Хочу в тридцатые годы, вот и весь вывод. Что, впрямь хочу? Даже теперь, когда знаю? Но знания – сверху, по макушке стекают, а в глубине души – юность, и все залито солнечным светом, кумачом, радостными песнями и счастьем… Простотой. Ладно, не стоит про позавчера.
«…И весь наш великий народ, ведомый великой партией, каждый из нас!..» – возгласил писатель за дверью, и раздался щелчок. Стало тихо.
– Степа-ан! – наиласковейшим голосом позвала жена.
Пахарев несколько мгновений не шевелился, а потом встал и открыл дверь. Вики в комнате не было. Анна расположилась на диване так, будто собиралась Пахарева соблазнить.
– Ты спал?
– Спал.
– Я хочу с тобой серьезно поговорить, Степушка, – вкрадчиво произнесла она. – Виканьке уже нужен друг, возможно, даже интимный друг – а не просто танцы и вечеринки. Это должен быть приличный юноша, не карьерист, но с перспективой. Надо что-то придумать.
Откуда это в ней, с тоской думал Пахарев сквозь боль в сердце. Откуда?
– Не надо, – сказал он. – Кривая вывезет.
Ночью все спали, кто со снотворным, кто без. Утром Белков выкатился из вагона и бодро засеменил к ожидавшим его офицерам – предоставлять руку для пожатий.
– День добрый, – голосом скопца сообщил он, дал Пахареву подержать жирненькую свою пятерню, потом поднялся на цыпочки и дружески потрепал генерала по плечу.
– Все длиннеешь, Степан Филимоныч, – пошутил он.
Пахарев улыбнулся, и тут же с готовностью расплылись все.
Маршал дал руку заму по учебной части, начальнику политотдела, а потом сказал: «Всем – день добрый, товарищи офицеры!»
– «Здравия желаем, товарищ маршал!» – ответили те.
– Айда, – сказал Белков.
На пяти черных машинах, распугивая светофоры, они понеслись от Московского вокзала на север.
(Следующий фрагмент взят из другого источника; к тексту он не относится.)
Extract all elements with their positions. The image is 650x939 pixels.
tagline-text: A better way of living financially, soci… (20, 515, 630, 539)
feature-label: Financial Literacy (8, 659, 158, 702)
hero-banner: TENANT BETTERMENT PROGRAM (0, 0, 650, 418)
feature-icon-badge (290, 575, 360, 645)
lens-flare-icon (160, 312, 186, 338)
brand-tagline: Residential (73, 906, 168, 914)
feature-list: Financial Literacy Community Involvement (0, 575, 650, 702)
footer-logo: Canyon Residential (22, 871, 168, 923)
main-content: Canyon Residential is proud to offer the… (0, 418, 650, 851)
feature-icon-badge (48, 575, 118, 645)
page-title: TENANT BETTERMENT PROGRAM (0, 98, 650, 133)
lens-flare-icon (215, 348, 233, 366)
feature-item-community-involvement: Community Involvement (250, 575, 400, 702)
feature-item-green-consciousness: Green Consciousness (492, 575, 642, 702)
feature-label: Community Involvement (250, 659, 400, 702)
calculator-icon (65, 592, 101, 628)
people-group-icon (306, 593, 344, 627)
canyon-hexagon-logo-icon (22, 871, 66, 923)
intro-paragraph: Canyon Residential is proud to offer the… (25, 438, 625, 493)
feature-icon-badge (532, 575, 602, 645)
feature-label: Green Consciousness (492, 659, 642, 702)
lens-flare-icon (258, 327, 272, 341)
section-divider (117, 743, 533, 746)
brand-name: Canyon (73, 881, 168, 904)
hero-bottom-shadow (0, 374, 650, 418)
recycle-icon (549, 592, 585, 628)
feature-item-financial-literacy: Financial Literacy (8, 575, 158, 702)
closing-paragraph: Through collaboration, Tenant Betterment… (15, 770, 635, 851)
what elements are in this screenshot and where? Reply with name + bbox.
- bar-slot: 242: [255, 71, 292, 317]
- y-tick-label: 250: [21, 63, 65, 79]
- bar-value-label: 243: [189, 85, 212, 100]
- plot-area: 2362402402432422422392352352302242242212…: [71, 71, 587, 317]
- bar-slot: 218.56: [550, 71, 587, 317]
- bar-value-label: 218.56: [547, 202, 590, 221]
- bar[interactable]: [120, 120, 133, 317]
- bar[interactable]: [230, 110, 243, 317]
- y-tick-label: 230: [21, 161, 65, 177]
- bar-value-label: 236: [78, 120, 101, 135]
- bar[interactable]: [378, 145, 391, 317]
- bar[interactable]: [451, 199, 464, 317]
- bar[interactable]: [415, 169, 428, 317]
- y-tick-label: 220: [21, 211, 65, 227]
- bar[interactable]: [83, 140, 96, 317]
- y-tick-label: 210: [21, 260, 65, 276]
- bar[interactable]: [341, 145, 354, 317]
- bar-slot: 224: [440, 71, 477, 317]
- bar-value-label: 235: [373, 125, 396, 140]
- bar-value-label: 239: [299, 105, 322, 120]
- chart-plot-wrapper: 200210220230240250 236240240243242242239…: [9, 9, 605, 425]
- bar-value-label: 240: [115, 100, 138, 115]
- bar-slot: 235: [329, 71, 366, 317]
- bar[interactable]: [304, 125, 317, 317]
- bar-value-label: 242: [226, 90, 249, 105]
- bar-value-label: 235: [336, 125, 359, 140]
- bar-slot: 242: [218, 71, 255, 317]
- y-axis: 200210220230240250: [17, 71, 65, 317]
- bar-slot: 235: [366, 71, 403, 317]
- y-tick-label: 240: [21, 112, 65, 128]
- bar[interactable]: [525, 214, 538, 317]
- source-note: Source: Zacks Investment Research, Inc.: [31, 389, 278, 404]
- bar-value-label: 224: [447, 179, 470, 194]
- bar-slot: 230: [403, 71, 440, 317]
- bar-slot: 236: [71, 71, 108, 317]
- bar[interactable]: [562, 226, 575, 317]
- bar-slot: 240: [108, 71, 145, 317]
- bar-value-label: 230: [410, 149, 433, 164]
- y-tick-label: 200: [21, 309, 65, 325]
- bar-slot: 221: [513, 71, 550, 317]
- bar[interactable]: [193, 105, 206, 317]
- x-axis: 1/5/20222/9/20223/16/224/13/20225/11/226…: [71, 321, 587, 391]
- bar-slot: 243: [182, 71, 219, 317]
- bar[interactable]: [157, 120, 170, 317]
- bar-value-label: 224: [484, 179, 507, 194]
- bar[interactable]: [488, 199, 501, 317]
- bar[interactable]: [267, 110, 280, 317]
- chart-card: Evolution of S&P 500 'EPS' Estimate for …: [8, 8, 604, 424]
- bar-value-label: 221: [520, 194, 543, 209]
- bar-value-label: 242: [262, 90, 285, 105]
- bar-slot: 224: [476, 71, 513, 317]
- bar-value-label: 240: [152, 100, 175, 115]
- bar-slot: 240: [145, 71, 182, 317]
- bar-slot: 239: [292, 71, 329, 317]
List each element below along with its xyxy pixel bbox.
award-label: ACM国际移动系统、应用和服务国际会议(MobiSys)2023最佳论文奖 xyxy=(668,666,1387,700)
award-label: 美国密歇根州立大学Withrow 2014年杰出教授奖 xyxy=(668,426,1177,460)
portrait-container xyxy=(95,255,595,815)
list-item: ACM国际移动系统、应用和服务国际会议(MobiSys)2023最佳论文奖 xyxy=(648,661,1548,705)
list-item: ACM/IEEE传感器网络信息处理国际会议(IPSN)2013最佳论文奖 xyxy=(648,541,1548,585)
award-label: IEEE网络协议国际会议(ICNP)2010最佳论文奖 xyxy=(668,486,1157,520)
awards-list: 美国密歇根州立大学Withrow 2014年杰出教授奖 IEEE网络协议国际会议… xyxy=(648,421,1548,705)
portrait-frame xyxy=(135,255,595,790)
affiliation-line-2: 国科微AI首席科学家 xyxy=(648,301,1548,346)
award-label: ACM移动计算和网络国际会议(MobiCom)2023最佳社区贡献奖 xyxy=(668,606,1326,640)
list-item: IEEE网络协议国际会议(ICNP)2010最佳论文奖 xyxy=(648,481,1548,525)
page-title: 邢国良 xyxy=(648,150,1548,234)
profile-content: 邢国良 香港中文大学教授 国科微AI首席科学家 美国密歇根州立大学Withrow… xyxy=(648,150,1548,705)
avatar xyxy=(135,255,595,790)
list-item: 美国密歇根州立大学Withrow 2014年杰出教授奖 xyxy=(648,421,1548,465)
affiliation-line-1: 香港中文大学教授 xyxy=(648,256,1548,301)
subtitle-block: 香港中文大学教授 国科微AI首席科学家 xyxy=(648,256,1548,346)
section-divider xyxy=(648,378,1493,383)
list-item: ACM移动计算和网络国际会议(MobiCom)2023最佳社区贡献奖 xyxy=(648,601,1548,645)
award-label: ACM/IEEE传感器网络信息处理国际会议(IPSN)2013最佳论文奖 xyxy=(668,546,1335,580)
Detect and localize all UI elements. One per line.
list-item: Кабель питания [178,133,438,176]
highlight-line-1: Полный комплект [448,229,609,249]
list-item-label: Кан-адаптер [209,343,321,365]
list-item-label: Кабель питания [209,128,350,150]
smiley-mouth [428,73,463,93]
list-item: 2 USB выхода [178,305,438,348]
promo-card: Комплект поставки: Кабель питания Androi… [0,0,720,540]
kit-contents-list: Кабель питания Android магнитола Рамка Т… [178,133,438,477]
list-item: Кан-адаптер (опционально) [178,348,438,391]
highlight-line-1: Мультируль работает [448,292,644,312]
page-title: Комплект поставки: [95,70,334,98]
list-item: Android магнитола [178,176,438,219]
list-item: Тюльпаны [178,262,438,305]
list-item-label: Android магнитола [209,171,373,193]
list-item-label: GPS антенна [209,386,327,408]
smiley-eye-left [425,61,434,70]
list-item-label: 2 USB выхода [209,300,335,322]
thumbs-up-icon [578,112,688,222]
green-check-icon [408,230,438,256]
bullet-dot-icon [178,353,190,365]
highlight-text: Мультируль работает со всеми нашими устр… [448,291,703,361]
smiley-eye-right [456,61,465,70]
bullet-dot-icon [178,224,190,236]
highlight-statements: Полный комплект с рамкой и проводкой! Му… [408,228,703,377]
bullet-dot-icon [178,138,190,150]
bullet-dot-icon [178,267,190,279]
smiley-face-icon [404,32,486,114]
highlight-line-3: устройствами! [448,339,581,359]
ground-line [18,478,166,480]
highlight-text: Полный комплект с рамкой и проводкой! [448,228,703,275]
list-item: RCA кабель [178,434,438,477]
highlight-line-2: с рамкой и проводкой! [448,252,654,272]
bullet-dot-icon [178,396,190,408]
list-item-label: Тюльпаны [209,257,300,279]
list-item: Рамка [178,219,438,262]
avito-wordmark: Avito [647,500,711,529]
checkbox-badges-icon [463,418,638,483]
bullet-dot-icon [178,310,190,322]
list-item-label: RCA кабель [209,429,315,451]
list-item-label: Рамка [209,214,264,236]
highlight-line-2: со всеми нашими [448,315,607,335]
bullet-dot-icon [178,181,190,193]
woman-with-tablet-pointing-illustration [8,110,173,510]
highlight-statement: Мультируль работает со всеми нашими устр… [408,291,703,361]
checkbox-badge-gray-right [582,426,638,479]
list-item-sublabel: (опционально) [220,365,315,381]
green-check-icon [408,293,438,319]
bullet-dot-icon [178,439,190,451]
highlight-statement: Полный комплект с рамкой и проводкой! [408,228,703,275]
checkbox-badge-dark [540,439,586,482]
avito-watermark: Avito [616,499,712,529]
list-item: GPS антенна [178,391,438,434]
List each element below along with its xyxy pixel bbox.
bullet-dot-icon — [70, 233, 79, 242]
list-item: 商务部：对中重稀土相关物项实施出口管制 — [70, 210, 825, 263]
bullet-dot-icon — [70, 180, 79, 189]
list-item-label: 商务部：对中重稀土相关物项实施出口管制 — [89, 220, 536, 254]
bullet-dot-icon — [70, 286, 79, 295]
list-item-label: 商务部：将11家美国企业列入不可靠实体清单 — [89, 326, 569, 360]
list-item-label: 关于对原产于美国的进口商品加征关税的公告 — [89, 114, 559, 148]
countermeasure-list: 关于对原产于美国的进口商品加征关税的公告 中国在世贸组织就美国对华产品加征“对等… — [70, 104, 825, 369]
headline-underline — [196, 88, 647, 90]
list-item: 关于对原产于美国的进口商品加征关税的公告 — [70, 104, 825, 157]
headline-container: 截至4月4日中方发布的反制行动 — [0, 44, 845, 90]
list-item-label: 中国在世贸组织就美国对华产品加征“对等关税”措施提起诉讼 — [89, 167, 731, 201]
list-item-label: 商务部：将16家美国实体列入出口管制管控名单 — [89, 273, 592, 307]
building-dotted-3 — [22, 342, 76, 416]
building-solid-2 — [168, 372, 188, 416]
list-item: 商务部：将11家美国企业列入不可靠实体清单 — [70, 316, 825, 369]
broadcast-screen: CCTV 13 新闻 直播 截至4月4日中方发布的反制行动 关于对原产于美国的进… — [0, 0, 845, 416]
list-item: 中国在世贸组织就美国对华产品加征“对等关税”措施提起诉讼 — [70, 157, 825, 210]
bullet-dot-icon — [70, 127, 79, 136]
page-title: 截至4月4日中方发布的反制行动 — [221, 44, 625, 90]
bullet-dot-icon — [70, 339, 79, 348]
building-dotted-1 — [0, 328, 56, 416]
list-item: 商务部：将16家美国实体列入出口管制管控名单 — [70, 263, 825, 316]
Вывернули на Литейный мост, кавалькадой взлетели на вершину его пологой, изящной дуги. Поплыла назад распластавшаяся в душной сероватой дымке невского утра грузная «Аврора». Глядя в ее сторону, маршал положил левую ладонь на сгиб правой, а правую, стиснув кулачок, упруго вскинул в неприличном жесте и, изобразив таким образом знаменитую пушку, баском сказал: «Бабах!» Эту шутку он отмачивал здесь, на мосту, всякий раз. Пахарев, сидевший рядом с маршалом на заднем сиденьи, как всегда, смолчал. Водитель даже не обернулся.